Thursday, September 10, 2009

The assault on reason has commenced

The government-ordained assault on my home, the environment and common sense started yesterday.
Having promised to work 9-18 rather than 8-17 (as I tend to work until midnight, that extra hour of sleep in the morning is absolutely crucial), the workers of course showed up at around 8.15, parking their trucks and loudly shouting just outside my window, and then started the day with planting a mobile toilet just outside my door.
For the first couple of hours I wasn't able to get out at all, and when I finally did, it looked like this.
And at the end of the day it looked like this. A lost butterfly fluttered away and an even more lost crab walked around, but no more of those. All life must be extinguished.

Interestingly, I made a comment to the foreman about the sound of the cicadas, which are (or at least have been, until now) rather loud around here - but he couldn't hear them at all (and he is far from Zarah Leander's age). Apparently, the work is severely detrimental to the workers' hearing as well.

Note the flimsy four-storey structure perched right at the edge (or even slightly beyond the edge) of the cliff. If anything whatsoever is going to tumble down during an earthquake, it's that piece of hobby architecture, for which I seriously doubt any construction permit has been issued. That "building," however, is owned by a particularly obnoxious asshole who also owns part of the slope and is actively promoting the destruction. The reason I call him an asshole is that he keeps a dog on a leash on the tiny terrace on top of the tower, a dog that has been barking from dusk to dawn most every day for the past two years, echoing in the valley below. This is not really the dog's fault, of course; perhaps it's the heat or perhaps the leash is too tight, but it seems to be in pain. However, when I complain to the owner about this, he has the audacity to claim that the dog only barks when "people are visiting," conveniently ignoring all the times the dog barks when the owners are away, or have their TV turned on too loud or just don't care. In any case, he refuses to do anything about it. People like that shouldn't be allowed to keep a dog, but instead they have the power to bring about environmental destruction in the capacity of landowners.
I asked the representative from the prefecture about the (real) danger of his permit-less building falling down, as opposed to the (mostly imagined) risk of a mudslide, but was told that "construction permits are handled by a different department." Environmental protection, of course, is handled (or at least, the tax money set aside for that purpose is handled) by yet another section.

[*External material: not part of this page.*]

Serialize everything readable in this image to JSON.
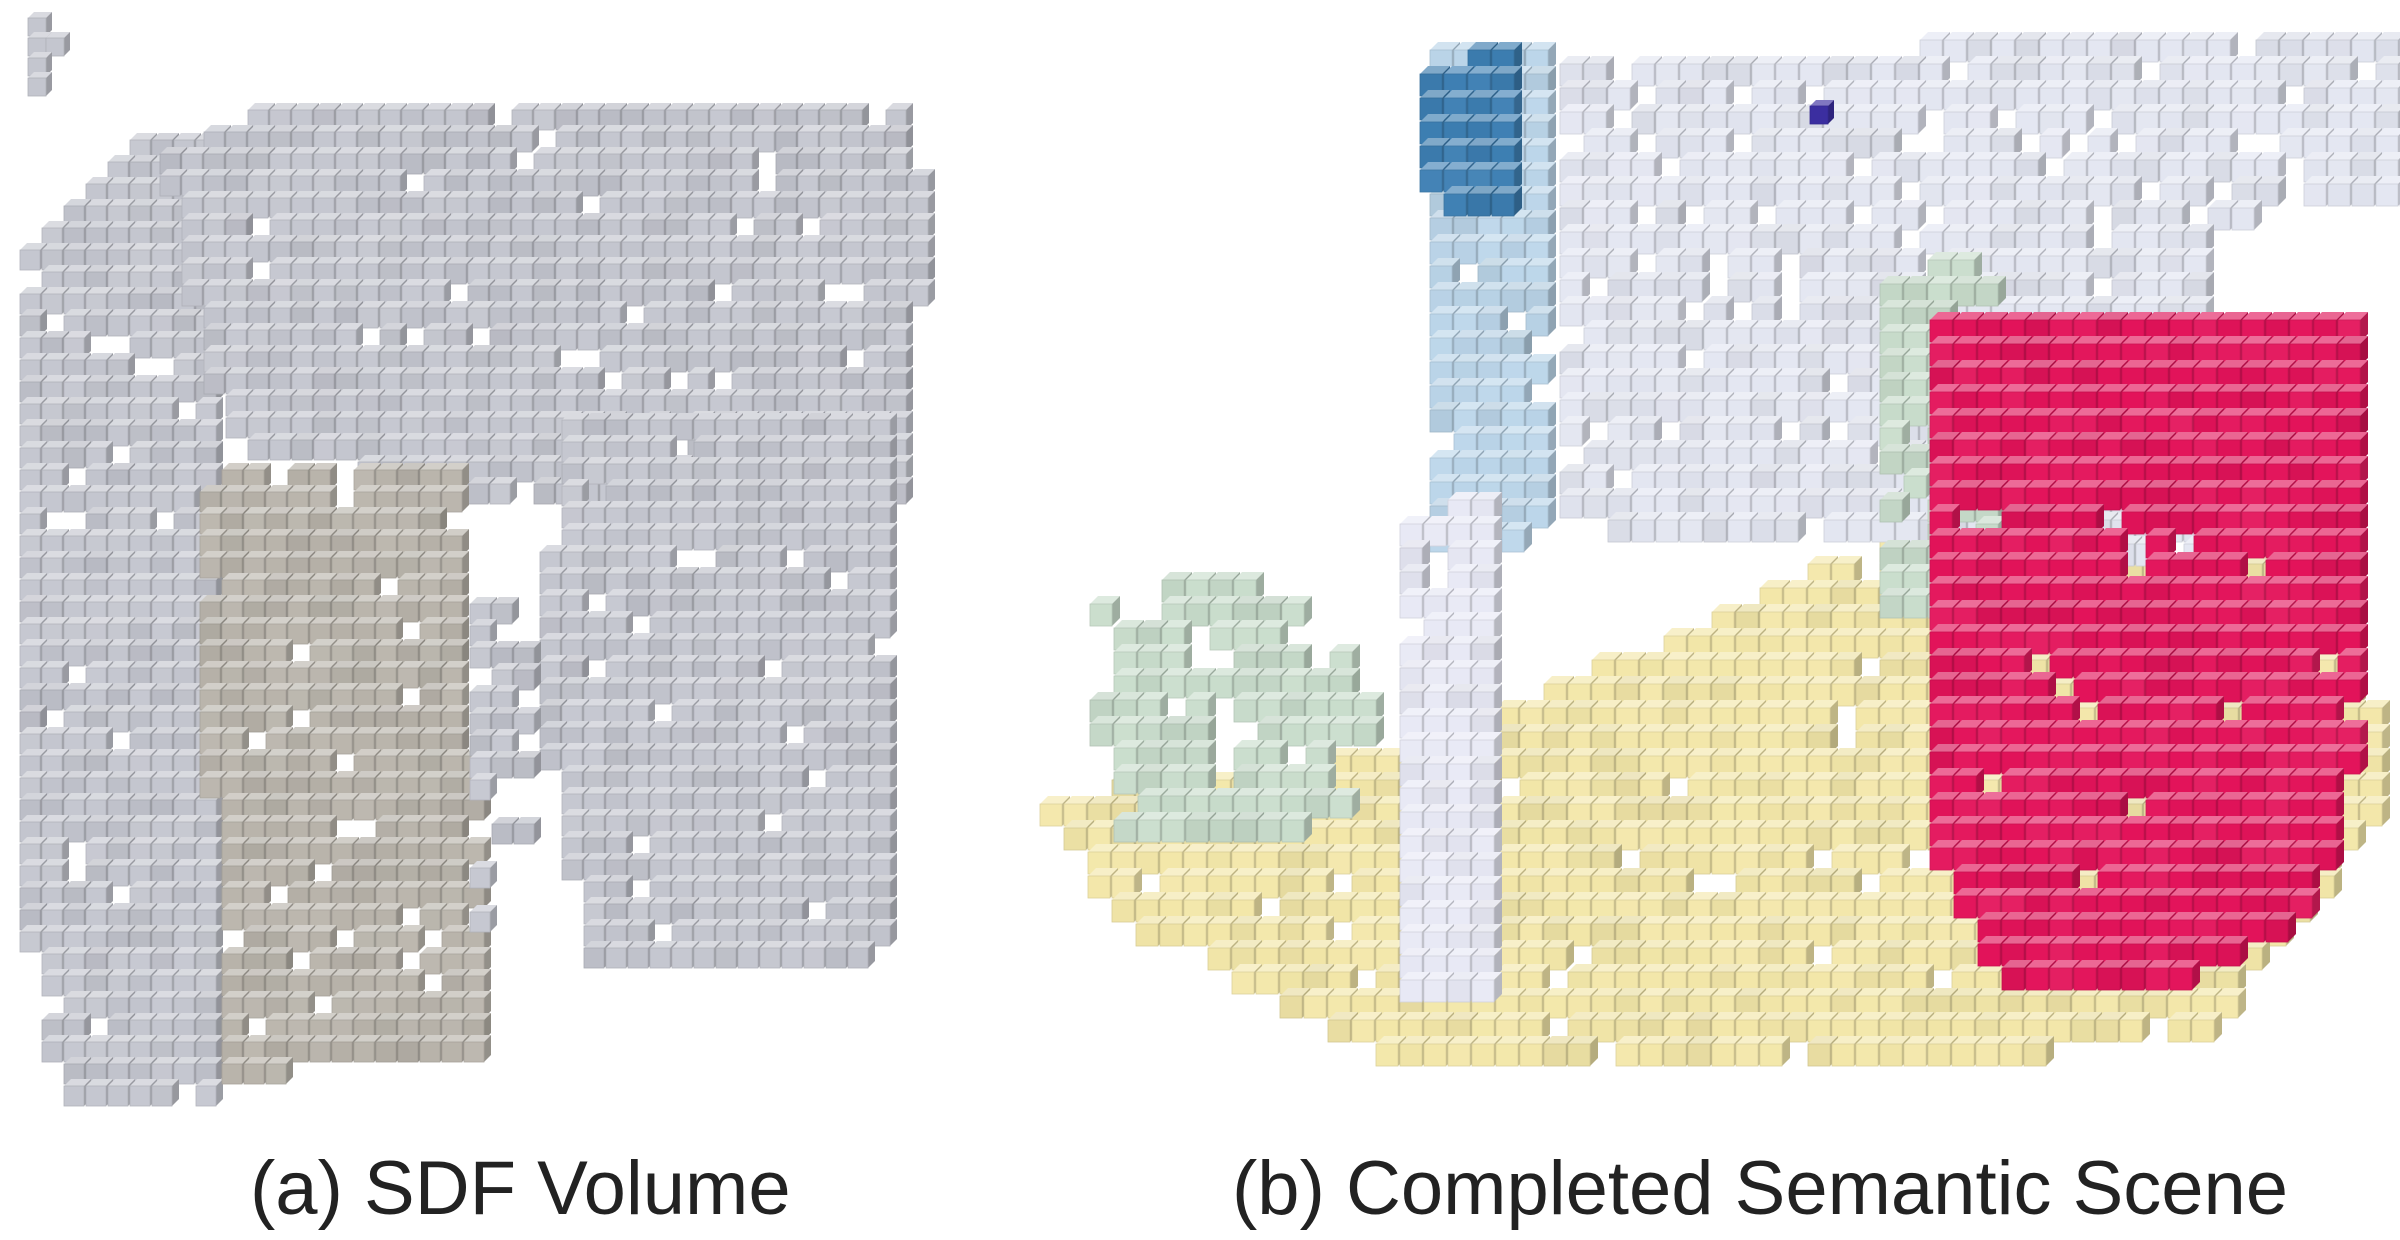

This morning, the work continued on the final section of the greenery.
Tomorrow, they will set up a fence around the site (and again, just outside my door so that I will barely able to squeeze in). To add insult to injury, this fence will be made, as is customary in Japan, of virgin timber from Malaysian and Indonesian rain forests.

Just this week, Prime minister elect Hatoyama promised to cut Japan's greenhouse emissions by 25%. Well, how the hell does he suppose he is going to accomplish that, with the prefectural bureaucracy still commissioning hundreds of environmental disasters like this?